Geotab is in the business of providing data-driven insights on commercial vehicles and fleets. This includes sensor data such as engine speeds to ambient air temperatures to driving and weather conditions. Geotab records a wealth of data through the Geotab GO telematics device and a range of integrated sensors and apps. At the time of publishing of this study, they were collecting data from 1.4m vehicles on which they stream 3 billion raw records in BigQuery and it took 5-10 seconds to get them from sensors to analytics.

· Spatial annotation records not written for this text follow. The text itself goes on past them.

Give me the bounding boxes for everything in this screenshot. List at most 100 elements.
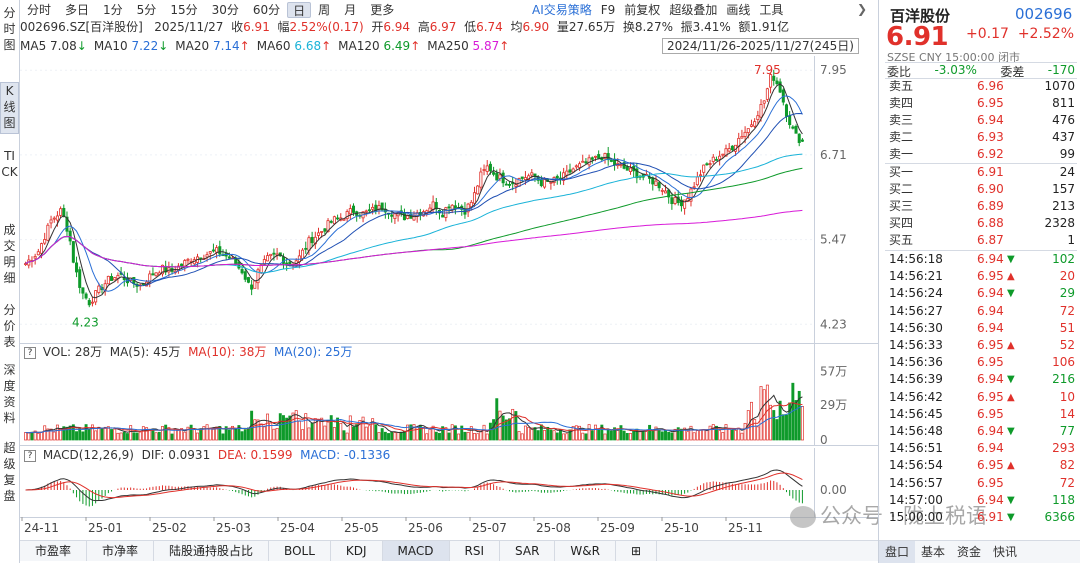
- sidebar-item-price-table[interactable]: 分价表: [3, 303, 16, 349]
- indicator-tab-9[interactable]: ⊞: [616, 541, 658, 561]
- sidebar-item-tick[interactable]: TICK: [1, 149, 18, 179]
- tab-3[interactable]: 5分: [136, 3, 157, 17]
- volume-bar: [648, 424, 652, 441]
- candle-body: [800, 139, 804, 142]
- help-icon[interactable]: ?: [24, 346, 36, 359]
- ai-strategy-button[interactable]: AI交易策略: [532, 3, 592, 17]
- low-label: 低: [464, 20, 477, 34]
- candle-body: [310, 237, 314, 244]
- volume-bar: [501, 415, 505, 441]
- candle-body: [332, 216, 336, 225]
- candle-body: [574, 165, 578, 168]
- tab-1[interactable]: 多日: [65, 3, 90, 17]
- tab-0[interactable]: 分时: [27, 3, 52, 17]
- candle-body: [364, 210, 368, 213]
- indicator-tab-7[interactable]: SAR: [500, 541, 556, 561]
- volume-bar: [240, 431, 244, 441]
- tick-price: 6.94: [977, 252, 1004, 266]
- tick-price: 6.95: [977, 475, 1004, 490]
- volume-bar: [705, 429, 709, 441]
- indicator-tab-0[interactable]: 市盈率: [20, 541, 88, 561]
- volume-bar: [364, 426, 368, 441]
- asks-label: 卖一: [889, 147, 914, 161]
- wc-label: 委差: [1000, 65, 1025, 79]
- tools-button[interactable]: 工具: [759, 3, 784, 17]
- indicator-tab-3[interactable]: BOLL: [269, 541, 331, 561]
- volume-bar: [689, 425, 693, 441]
- indicator-tab-5[interactable]: MACD: [382, 541, 450, 561]
- overlay-button[interactable]: 超级叠加: [669, 3, 718, 17]
- panel-tab-3[interactable]: 快讯: [993, 545, 1018, 559]
- macd-chart[interactable]: 0.00: [20, 448, 878, 518]
- panel-tab-0[interactable]: 盘口: [879, 541, 916, 563]
- watermark-text: 公众号 · 陇上税语: [820, 504, 988, 528]
- date-range-selector[interactable]: 2024/11/26-2025/11/27(245日): [662, 38, 859, 54]
- volume-bar: [145, 427, 149, 441]
- sidebar-item-deal-detail[interactable]: 成交明细: [3, 223, 16, 285]
- help-icon[interactable]: ?: [24, 449, 36, 462]
- candle-body: [581, 160, 585, 163]
- sidebar-item-timeshare[interactable]: 分时图: [3, 6, 16, 52]
- tick-row: 14:56:48 6.94 ▼ 77: [889, 423, 1075, 440]
- tab-8[interactable]: 周: [318, 3, 331, 17]
- candle-body: [348, 208, 352, 215]
- indicator-tab-1[interactable]: 市净率: [87, 541, 155, 561]
- candle-body: [320, 231, 324, 233]
- tick-row: 14:56:51 6.94 293: [889, 440, 1075, 457]
- volume-bar: [574, 425, 578, 441]
- indicator-tab-6[interactable]: RSI: [450, 541, 501, 561]
- candle-body: [237, 261, 241, 269]
- sidebar-item-replay[interactable]: 超级复盘: [3, 441, 16, 503]
- indicator-tab-8[interactable]: W&R: [555, 541, 616, 561]
- x-tick-label: 25-02: [152, 521, 187, 535]
- candle-body: [65, 216, 69, 232]
- tab-4[interactable]: 15分: [170, 3, 198, 17]
- tab-9[interactable]: 月: [344, 3, 357, 17]
- volume-bar: [113, 428, 117, 441]
- tab-7[interactable]: 日: [287, 2, 312, 18]
- tab-10[interactable]: 更多: [370, 3, 395, 17]
- volume-bar: [103, 426, 107, 441]
- candle-body: [479, 171, 483, 188]
- volume-bar: [192, 429, 196, 441]
- candle-body: [670, 197, 674, 205]
- tab-2[interactable]: 1分: [103, 3, 123, 17]
- indicator-tab-4[interactable]: KDJ: [331, 541, 383, 561]
- indicator-tab-2[interactable]: 陆股通持股占比: [154, 541, 270, 561]
- ma-name-2: MA20: [175, 39, 210, 53]
- volume-bar: [428, 429, 432, 441]
- chart-toolbar: AI交易策略 F9 前复权 超级叠加 画线 工具: [532, 2, 783, 18]
- volume-bar: [352, 426, 355, 441]
- draw-line-button[interactable]: 画线: [726, 3, 751, 17]
- tick-row: 14:57:00 6.94 ▼ 118: [889, 492, 1075, 509]
- kline-chart[interactable]: 7.95 6.71 5.47 4.23 7.95 4.23: [20, 56, 878, 344]
- volume-bar: [759, 386, 763, 441]
- volume-bar: [619, 425, 623, 441]
- sidebar-item-kline[interactable]: K线图: [0, 82, 19, 134]
- candle-body: [151, 273, 155, 276]
- tab-5[interactable]: 30分: [211, 3, 239, 17]
- ma-arrow-5: ↑: [499, 39, 510, 53]
- f9-button[interactable]: F9: [600, 3, 616, 17]
- volume-bar: [778, 400, 782, 441]
- bids-label: 买三: [889, 199, 914, 213]
- bids-label: 买四: [889, 216, 914, 230]
- tab-6[interactable]: 60分: [252, 3, 281, 17]
- volume-bar: [68, 425, 72, 441]
- candle-body: [211, 249, 215, 252]
- volume-bar: [100, 428, 104, 441]
- chevron-right-icon[interactable]: ❯: [857, 2, 868, 16]
- panel-tab-2[interactable]: 资金: [957, 545, 982, 559]
- panel-tab-1[interactable]: 基本: [921, 545, 946, 559]
- sidebar-item-depth-info[interactable]: 深度资料: [3, 363, 16, 425]
- fq-button[interactable]: 前复权: [624, 3, 661, 17]
- candle-body: [683, 199, 687, 209]
- candle-body: [514, 184, 518, 187]
- volume-chart[interactable]: 57万 29万 0: [20, 344, 878, 446]
- volume-bar: [231, 425, 234, 441]
- candle-body: [75, 262, 79, 273]
- volume-bar: [422, 426, 426, 441]
- volume-bar: [36, 433, 40, 441]
- stock-name: 百洋股份: [890, 7, 951, 25]
- volume-bar: [781, 414, 785, 441]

SpringML worked with the Google Cloud team and Geotab to implement this, Geotab case study is referenced here.
According to Mike Branch (VP of Data & Analytics – Geotab)

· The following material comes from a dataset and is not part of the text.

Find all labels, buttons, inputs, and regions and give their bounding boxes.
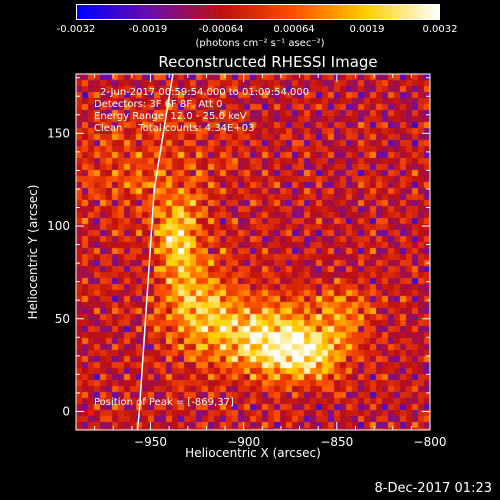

“Google Cloud Platform is helping us transform the way we create value for our customers. We can contextually benchmark data at scale; develop richer, more extensive data insight; grow our smart city business; and share our intelligence data with the general public through our data.geotab.com site. Google Cloud Platform is helping us achieve all that, and more.”
Google Cloud BigQuery has been the leader in moving towards this Golden age of databases by bringing such feature-function rich product suite as BigQuery. The COVID-19 pandemic has clearly highlighted the need for flexibility, resiliency, and redundancy in operations and data warehouses deployment. IT leaders want the ability to write apps once and deploy them anywhere without feeling “locked-in”. Data warehouses are an entry point to the cloud, with BigQuery you can embrace Multi-Cloud/Hybrid Cloud at the same time keeping your existing investments in cloud infrastructure operational and viable.